Conservative Treatment Philosophy

Growth and Development

The dental specialty of orthodontics is more than just braces. It also focuses on the growth and development of an individual’s jaws and teeth. An orthodontist is best educated to help monitor the changes that occur in your growing child and make appropriate recommendations for treatment.

When to Visit

The American Association of Orthodontics recommends children be seen by an orthodontist around the age of seven. By this time, the six-year molars have come into the mouth and the front incisors have come in or are in the process of “erupting.” This does not translate into “it is time for braces.” But rather, it is an opportune time to develop a good relationship with a provider who can monitor the changes that occur with growth and dental development.

Why are so many elementary school children in braces?

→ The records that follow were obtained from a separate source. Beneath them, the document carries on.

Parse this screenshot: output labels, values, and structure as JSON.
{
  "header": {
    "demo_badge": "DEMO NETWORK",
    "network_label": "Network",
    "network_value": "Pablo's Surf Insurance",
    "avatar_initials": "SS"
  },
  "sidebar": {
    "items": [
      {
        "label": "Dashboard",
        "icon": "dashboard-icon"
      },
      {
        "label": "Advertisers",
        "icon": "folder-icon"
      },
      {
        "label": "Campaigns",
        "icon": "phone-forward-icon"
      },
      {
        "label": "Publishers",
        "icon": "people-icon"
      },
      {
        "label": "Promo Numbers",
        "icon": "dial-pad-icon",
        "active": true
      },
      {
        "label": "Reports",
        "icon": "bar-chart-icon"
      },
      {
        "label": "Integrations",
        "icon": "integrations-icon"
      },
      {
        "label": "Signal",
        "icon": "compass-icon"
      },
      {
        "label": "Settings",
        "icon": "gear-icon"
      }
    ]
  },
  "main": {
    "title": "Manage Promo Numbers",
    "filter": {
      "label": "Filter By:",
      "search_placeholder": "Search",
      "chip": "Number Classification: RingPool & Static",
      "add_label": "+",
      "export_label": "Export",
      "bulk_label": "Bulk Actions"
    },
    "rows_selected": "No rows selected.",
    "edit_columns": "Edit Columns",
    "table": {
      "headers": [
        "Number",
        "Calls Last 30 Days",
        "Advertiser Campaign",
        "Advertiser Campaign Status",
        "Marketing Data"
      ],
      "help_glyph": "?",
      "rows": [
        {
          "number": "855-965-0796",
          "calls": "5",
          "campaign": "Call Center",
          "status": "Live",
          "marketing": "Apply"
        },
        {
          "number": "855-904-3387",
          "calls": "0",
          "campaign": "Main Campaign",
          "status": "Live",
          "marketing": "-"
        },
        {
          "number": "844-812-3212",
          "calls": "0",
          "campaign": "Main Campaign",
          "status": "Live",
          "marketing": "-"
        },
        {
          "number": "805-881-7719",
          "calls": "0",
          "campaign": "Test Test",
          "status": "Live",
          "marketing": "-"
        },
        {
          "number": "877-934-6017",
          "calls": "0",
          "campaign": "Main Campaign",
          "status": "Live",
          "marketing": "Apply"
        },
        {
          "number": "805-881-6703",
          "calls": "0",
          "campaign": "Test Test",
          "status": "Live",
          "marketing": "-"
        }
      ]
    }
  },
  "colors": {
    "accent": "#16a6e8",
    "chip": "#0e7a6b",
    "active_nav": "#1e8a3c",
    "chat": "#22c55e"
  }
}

The most common orthodontic problems (crowding, overbites, underbites, cross-bites) will all be present in the young individual. Just because these “problems” exist does not automatically indicate orthodontic treatment is required at that time. The ideal age to start orthodontic treatment is when all of an individual’s permanent teeth have come in, sometime between the ages of 12 to 14. Only in a small percentage of young people is an early phase of orthodontic treatment (Phase I) beneficial. Cross-bites and underbites are universally recognized as the issues requiring early intervention. However, this occurs in less than eight percent of the population. For the majority of cases involving crowding and overbite, early treatment is not required.

Early treatment is more costly both in terms of the amount of money you have to pay and the number of visits you make, and there is a greater burden of treatment with no benefit for most children.”

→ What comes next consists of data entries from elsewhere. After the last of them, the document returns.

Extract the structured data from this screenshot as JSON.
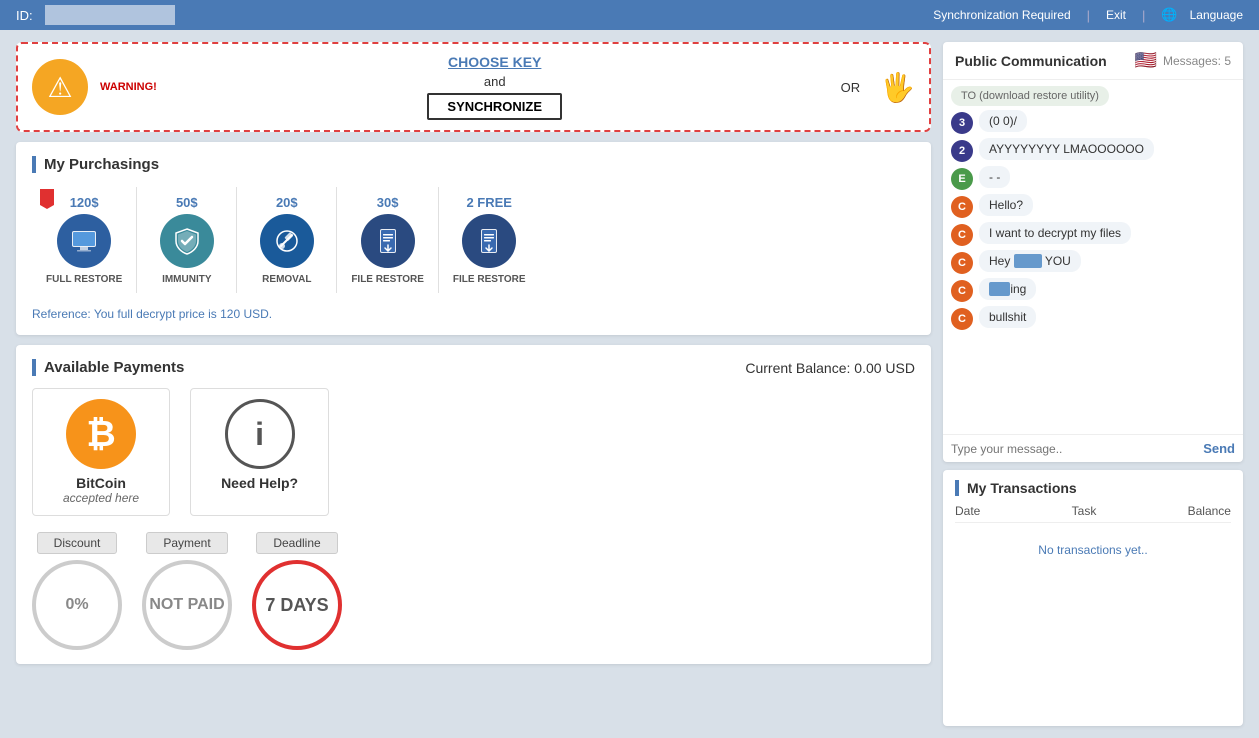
{
  "topbar": {
    "id_label": "ID:",
    "id_value": "",
    "sync_required": "Synchronization Required",
    "exit": "Exit",
    "language": "Language"
  },
  "warning": {
    "warning_text": "WARNING!",
    "choose_key": "CHOOSE KEY",
    "and": "and",
    "synchronize": "SYNCHRONIZE",
    "or": "OR"
  },
  "purchasings": {
    "title": "My Purchasings",
    "reference": "Reference: You full decrypt price is 120 USD.",
    "products": [
      {
        "price": "120$",
        "label": "FULL RESTORE",
        "icon": "laptop",
        "has_ribbon": true
      },
      {
        "price": "50$",
        "label": "IMMUNITY",
        "icon": "shield",
        "has_ribbon": false
      },
      {
        "price": "20$",
        "label": "REMOVAL",
        "icon": "wrench",
        "has_ribbon": false
      },
      {
        "price": "30$",
        "label": "FILE RESTORE",
        "icon": "file",
        "has_ribbon": false
      },
      {
        "price": "2 FREE",
        "label": "FILE RESTORE",
        "icon": "file2",
        "has_ribbon": false,
        "is_free": true
      }
    ]
  },
  "payments": {
    "title": "Available Payments",
    "balance_label": "Current Balance:",
    "balance_value": "0.00 USD",
    "bitcoin": {
      "name": "BitCoin",
      "sub": "accepted here"
    },
    "help": {
      "name": "Need Help?"
    },
    "discount_label": "Discount",
    "payment_label": "Payment",
    "deadline_label": "Deadline",
    "discount_value": "0%",
    "payment_value": "NOT PAID",
    "deadline_value": "7 DAYS"
  },
  "chat": {
    "title": "Public Communication",
    "messages_label": "Messages: 5",
    "input_placeholder": "Type your message..",
    "send_label": "Send",
    "messages": [
      {
        "avatar": "3",
        "color": "#3a3a8a",
        "text": "(0  0)/"
      },
      {
        "avatar": "2",
        "color": "#3a3a8a",
        "text": "AYYYYYYYY LMAOOOOOO"
      },
      {
        "avatar": "E",
        "color": "#4a9a4a",
        "text": "- -"
      },
      {
        "avatar": "C",
        "color": "#e06020",
        "text": "Hello?"
      },
      {
        "avatar": "C",
        "color": "#e06020",
        "text": "I want to decrypt my files"
      },
      {
        "avatar": "C",
        "color": "#e06020",
        "text": "Hey [REDACTED] YOU",
        "has_redacted": true,
        "redacted_pos": "mid"
      },
      {
        "avatar": "C",
        "color": "#e06020",
        "text": "[REDACTED]ing",
        "has_redacted": true,
        "redacted_pos": "start"
      },
      {
        "avatar": "C",
        "color": "#e06020",
        "text": "bullshit"
      }
    ]
  },
  "transactions": {
    "title": "My Transactions",
    "col_date": "Date",
    "col_task": "Task",
    "col_balance": "Balance",
    "empty_text": "No transactions yet.."
  }
}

Dr. William Proffit, Professor Emeritus, UNC Chapel Hill

Things to Consider: Who really benefits?

There are reasons for early orthodontic treatment outside of underbites and cross-bites. Significant front tooth crowding or spacing can leave young people susceptible to teasing. The question to ask them is, “Do your teeth bother you?” If not, then early braces are not likely indicated. Also, there is often a simpler alternative, such as removing a couple of baby teeth earlier than usual which can make enough space for crowded teeth to “straighten” on their own. Braces for second and third graders have almost become the “popular” thing to do. Parents are also wanting to make sure they are doing everything they can to provide the best for their children, and understandably so. But, if there is little clinical benefit for early braces, an increase of cost, an increase of time spent overall in braces, significantly more office visits and overall effort, is that truly the best thing for our children? Early braces does not eliminate the need for a second round of braces. Ninety-seven percent of patients who have Phase I treatment also receive Phase II. With advances in technology and the ability to accumulate and analyze large samples of patient treatment data, much of the orthodontic mythology of the past has been rewritten by sound treatment principles. However, providers must be willing to adapt to the ever-advancing landscape of scientific evidence.

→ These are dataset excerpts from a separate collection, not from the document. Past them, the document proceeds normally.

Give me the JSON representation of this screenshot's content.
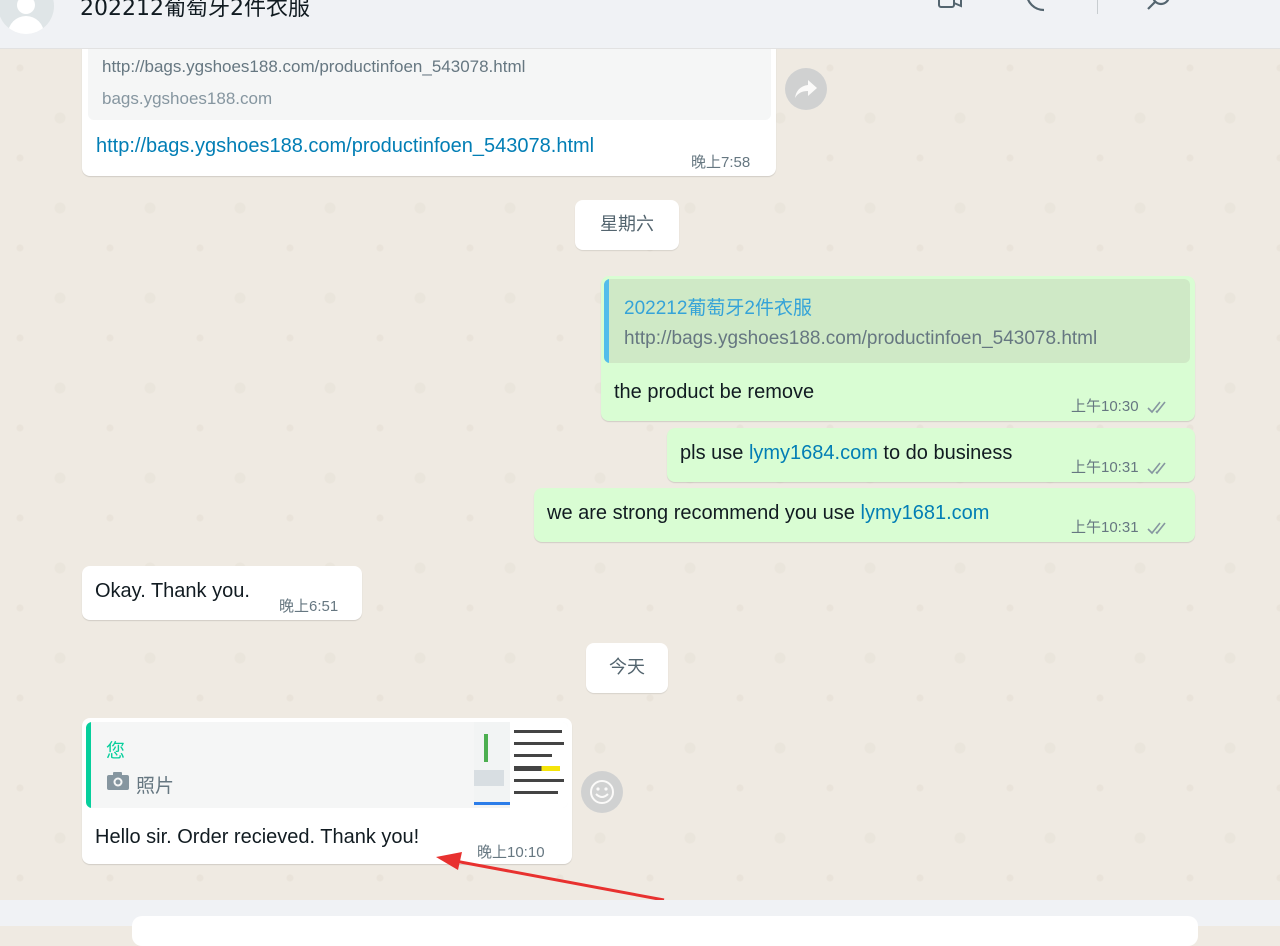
{
  "header": {
    "title": "202212葡萄牙2件衣服"
  },
  "messages": {
    "m1": {
      "preview_url": "http://bags.ygshoes188.com/productinfoen_543078.html",
      "preview_domain": "bags.ygshoes188.com",
      "link": "http://bags.ygshoes188.com/productinfoen_543078.html",
      "time": "晚上7:58"
    },
    "date1": "星期六",
    "m2": {
      "quote_title": "202212葡萄牙2件衣服",
      "quote_text": "http://bags.ygshoes188.com/productinfoen_543078.html",
      "text": "the product be remove",
      "time": "上午10:30"
    },
    "m3": {
      "text_before": "pls use ",
      "link": "lymy1684.com",
      "text_after": " to do business",
      "time": "上午10:31"
    },
    "m4": {
      "text_before": "we are strong recommend you use ",
      "link": "lymy1681.com",
      "time": "上午10:31"
    },
    "m5": {
      "text": "Okay. Thank you.",
      "time": "晚上6:51"
    },
    "date2": "今天",
    "m6": {
      "quote_sender": "您",
      "quote_label": "照片",
      "text": "Hello sir. Order recieved. Thank you!",
      "time": "晚上10:10"
    }
  },
  "colors": {
    "outgoing_bubble": "#d9fdd3",
    "incoming_bubble": "#ffffff",
    "link": "#027eb5",
    "quote_bar_out": "#53bdeb",
    "quote_bar_in": "#06cf9c",
    "annotation_arrow": "#e8312f"
  }
}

What does the scientific evidence say?

For children with an overbite or buck teeth, “there is no advantage to starting early,” according to Dr. William Proffit, a professor at the University of North Carolina's School of Dentistry in Chapel Hill. That was the conclusion of three major, randomized clinical trials comparing the outcomes of treatment for younger versus older children. “The most common issue in children is crowded teeth that are either crooked or protrude. For this group early treatment ‘works,’ but you have to do two phases of treatment. So they're going to be in treatment for four years — a first phase, then a break, and a second phase when all the permanent teeth are in. Early treatment is more costly both in terms of the amount of money you have to pay and the number of visits you make, and there is a greater burden of treatment with no benefit for most children.”

Dr. William Proffit is regarded as one of the best minds in the orthodontic profession, with more than 40 years of clinical and academic experience.